Algorithm and FIJI plugins developed by Hideo Otsuna.
This program is designed for automatic 2D segmentation of zebrafish in bright-field microscopy images. It also automatically segments fluorescent signals within the zebrafish, measuring both the signal pixel area and its brightness.
- Download .zip file from here Zebrafish 96-well segmentation measure FPC release. And unzip the file.
- Launch FIJI and ensure it's updated.
- Copy "Zebra_96well.ijm" to /Fiji.app/plugins/Macros/
- Place "Size_based_Noise_elimination.jar", "Gamma_samewindow_noswing.jar", and "Local_contrast_thresholding.jar" in /Fiji.app/plugins/
- Restart Fiji.
Select menu: Plugins/Macros/Zebra_96well
• Image Dir: When unchecked, the program prompts you to specify the folder containing the 2D zebrafish images.
• FPC measuring method:
- Automatic: This mode will automatically segment the fluorescent signals.
- Manual: This mode requires manual input for segmentation.
- None & segmentation only: Outputs only the segmented zebrafish images.

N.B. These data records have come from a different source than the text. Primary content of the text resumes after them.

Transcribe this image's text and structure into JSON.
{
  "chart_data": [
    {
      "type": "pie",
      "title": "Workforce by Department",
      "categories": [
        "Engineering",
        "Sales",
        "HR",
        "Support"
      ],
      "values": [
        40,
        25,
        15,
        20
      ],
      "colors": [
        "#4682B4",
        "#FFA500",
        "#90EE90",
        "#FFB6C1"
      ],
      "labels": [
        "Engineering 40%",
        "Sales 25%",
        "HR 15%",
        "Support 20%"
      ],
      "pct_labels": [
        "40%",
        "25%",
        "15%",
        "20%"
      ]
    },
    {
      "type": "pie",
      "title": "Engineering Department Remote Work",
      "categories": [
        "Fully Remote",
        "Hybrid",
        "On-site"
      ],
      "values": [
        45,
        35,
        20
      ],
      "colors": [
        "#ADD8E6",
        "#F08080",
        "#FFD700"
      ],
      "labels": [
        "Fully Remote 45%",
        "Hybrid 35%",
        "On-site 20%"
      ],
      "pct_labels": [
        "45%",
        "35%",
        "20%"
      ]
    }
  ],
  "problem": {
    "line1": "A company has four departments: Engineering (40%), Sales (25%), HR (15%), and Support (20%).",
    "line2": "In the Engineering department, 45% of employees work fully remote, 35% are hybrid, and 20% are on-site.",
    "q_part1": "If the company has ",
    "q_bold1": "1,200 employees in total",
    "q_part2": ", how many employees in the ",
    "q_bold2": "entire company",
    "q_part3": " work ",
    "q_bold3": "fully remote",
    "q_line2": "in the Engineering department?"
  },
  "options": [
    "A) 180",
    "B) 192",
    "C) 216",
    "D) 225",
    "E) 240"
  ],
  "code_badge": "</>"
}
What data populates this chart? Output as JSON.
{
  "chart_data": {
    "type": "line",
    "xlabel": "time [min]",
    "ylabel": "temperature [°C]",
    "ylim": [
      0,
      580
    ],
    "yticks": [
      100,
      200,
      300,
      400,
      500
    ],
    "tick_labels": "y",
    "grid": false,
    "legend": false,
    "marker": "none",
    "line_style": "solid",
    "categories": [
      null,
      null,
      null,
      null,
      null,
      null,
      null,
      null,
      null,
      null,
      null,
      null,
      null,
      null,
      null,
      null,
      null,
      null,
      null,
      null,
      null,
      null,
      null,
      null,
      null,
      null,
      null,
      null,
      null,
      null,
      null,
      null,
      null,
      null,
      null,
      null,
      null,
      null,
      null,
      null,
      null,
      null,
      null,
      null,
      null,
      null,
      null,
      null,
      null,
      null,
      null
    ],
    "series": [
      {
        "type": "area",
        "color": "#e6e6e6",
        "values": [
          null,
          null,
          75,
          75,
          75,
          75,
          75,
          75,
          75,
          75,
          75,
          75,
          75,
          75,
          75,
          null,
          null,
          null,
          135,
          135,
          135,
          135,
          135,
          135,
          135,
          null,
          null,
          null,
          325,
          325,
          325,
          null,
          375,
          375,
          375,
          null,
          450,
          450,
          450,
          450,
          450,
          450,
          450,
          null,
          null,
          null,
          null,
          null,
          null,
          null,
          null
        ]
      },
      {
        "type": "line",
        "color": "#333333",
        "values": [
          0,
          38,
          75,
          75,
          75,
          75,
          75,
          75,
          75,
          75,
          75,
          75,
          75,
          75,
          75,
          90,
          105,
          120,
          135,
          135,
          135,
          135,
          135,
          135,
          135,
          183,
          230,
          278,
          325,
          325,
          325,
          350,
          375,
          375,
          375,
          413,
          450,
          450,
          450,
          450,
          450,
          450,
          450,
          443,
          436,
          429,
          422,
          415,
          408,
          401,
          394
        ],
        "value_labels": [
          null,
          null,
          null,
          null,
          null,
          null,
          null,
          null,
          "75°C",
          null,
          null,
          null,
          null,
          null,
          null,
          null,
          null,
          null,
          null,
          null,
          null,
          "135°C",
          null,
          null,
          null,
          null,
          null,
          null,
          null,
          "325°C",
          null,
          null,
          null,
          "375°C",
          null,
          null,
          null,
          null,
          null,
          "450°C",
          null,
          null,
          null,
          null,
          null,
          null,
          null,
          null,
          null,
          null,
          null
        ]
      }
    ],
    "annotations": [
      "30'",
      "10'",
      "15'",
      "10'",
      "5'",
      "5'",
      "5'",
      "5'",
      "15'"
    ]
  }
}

• Total CSV save method: The program saves a .csv file one directory up from the "Image Dir." This .csv will contain measurement data such as "Sample name, Sum area, Averaged area, Sum brightness, Averaged brightness, Number of FPC" for all images.
- New CSV: Generates a new .csv named after the folder.
- Append to existing CSV: Appends the measurement data to an existing .csv named after the folder.
• Segmentation sensitivity: A lower value will segment the zebrafish with a tighter border. A higher value allows more space around the zebrafish. If the segmentation results in a chopped zebrafish, adjust to a larger value.
• Export outline image: When enabled, this will output an image showing the outline of the segmented zebrafish.